Sam gave a quasi-orgasmic little shudder. “You’ll have to tell me what it’s like. I might think about doing it too.”

Sam was another story. This kind of talk from her didn’t come as any surprise.

“He says it really heightens sensitivity.”

“It can also eradicate it altogether,” Macy muttered, knowing she was whistling in the wind. “It can do permanent nerve damage. Not to mention—”

“That’s what I’ve heard,” Sam said to Candace, but it wasn’t in response to Macy’s warning.

“Yeah, it drives him crazy when I play with his rings.”

“There’s also rejection, infection—”

“Brian knows what he’s doing, Mace.”

Macy subsided, pulling her lips between her teeth to contain the retort. Of course. Brian knew everything. The sun came up in the morning because Brian said it should. Forget simple facts.

“But he might get so excited because it’s you he’s piercing that all the blood will drain south from his brain, and he could really mess up.” It was one of the more sensible things Sam had said.
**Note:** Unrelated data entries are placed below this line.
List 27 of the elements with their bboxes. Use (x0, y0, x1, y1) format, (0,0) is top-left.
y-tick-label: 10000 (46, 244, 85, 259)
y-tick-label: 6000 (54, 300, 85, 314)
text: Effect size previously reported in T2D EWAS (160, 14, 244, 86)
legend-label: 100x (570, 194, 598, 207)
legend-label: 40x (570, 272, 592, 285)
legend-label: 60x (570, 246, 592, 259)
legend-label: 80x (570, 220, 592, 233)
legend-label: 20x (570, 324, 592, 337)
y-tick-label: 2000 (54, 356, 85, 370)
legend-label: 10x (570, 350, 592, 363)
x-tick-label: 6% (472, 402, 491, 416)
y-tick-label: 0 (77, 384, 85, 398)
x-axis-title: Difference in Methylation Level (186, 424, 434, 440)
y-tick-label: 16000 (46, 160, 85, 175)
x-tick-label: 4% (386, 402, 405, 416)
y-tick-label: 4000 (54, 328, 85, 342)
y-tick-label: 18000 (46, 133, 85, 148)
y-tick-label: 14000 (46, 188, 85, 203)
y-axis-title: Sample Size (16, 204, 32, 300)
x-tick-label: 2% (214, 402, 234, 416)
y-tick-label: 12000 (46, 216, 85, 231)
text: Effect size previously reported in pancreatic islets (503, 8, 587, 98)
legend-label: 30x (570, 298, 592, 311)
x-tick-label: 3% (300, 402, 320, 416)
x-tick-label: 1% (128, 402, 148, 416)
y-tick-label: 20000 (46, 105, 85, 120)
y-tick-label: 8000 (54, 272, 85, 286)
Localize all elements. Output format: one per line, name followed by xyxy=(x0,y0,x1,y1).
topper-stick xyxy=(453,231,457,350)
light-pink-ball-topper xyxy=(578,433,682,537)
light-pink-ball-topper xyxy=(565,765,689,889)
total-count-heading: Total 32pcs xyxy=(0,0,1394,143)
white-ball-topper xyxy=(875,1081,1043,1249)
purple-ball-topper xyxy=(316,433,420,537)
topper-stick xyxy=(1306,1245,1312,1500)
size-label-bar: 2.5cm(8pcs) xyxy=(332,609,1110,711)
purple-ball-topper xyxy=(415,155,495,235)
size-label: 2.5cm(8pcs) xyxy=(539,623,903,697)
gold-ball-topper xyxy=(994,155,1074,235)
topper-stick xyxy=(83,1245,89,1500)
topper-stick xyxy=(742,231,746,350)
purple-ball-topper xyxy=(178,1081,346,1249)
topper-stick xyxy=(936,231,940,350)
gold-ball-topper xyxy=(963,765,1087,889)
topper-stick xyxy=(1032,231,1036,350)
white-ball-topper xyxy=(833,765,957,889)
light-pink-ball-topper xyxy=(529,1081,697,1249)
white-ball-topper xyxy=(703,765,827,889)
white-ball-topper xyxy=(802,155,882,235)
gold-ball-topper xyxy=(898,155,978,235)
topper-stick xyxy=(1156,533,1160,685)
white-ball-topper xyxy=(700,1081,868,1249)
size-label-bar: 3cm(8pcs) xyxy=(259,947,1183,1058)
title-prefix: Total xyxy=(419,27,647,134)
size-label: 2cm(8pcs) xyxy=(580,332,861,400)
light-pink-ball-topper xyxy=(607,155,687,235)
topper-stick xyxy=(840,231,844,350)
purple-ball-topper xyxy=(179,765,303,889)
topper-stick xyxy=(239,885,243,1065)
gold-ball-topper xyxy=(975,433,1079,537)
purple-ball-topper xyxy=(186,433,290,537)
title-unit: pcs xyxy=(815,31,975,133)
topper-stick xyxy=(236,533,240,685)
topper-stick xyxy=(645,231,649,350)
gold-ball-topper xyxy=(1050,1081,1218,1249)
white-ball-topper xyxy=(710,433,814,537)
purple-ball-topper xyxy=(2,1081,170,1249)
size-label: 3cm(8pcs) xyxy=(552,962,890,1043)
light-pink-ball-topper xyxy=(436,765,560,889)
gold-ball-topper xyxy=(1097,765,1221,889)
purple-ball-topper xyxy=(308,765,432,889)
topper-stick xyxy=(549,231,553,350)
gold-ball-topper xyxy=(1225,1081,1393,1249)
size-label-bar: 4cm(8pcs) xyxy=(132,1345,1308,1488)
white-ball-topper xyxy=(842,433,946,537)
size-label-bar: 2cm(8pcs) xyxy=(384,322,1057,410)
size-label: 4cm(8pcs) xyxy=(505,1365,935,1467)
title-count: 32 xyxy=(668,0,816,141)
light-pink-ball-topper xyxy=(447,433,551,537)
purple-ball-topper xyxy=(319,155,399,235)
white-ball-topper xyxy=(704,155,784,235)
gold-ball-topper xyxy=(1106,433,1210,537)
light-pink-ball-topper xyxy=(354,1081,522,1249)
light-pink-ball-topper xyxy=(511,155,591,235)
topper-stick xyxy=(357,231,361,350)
Candace laughed. “Maybe I’ll spring it on him out of the blue one day when we’re just hanging out at the studio. He won’t have time to think about it much.”

“And neither will you,” Sam said. “That’s the only way I’d have the nerve to do it. If I had too much time to think about it, I’d chicken out.”

“You guys really are crazy. Why even do something if it scares you so much?”

Candace shook her head. “It’s not that it’s scary, Macy. But it’s…intense. It’s a rush.”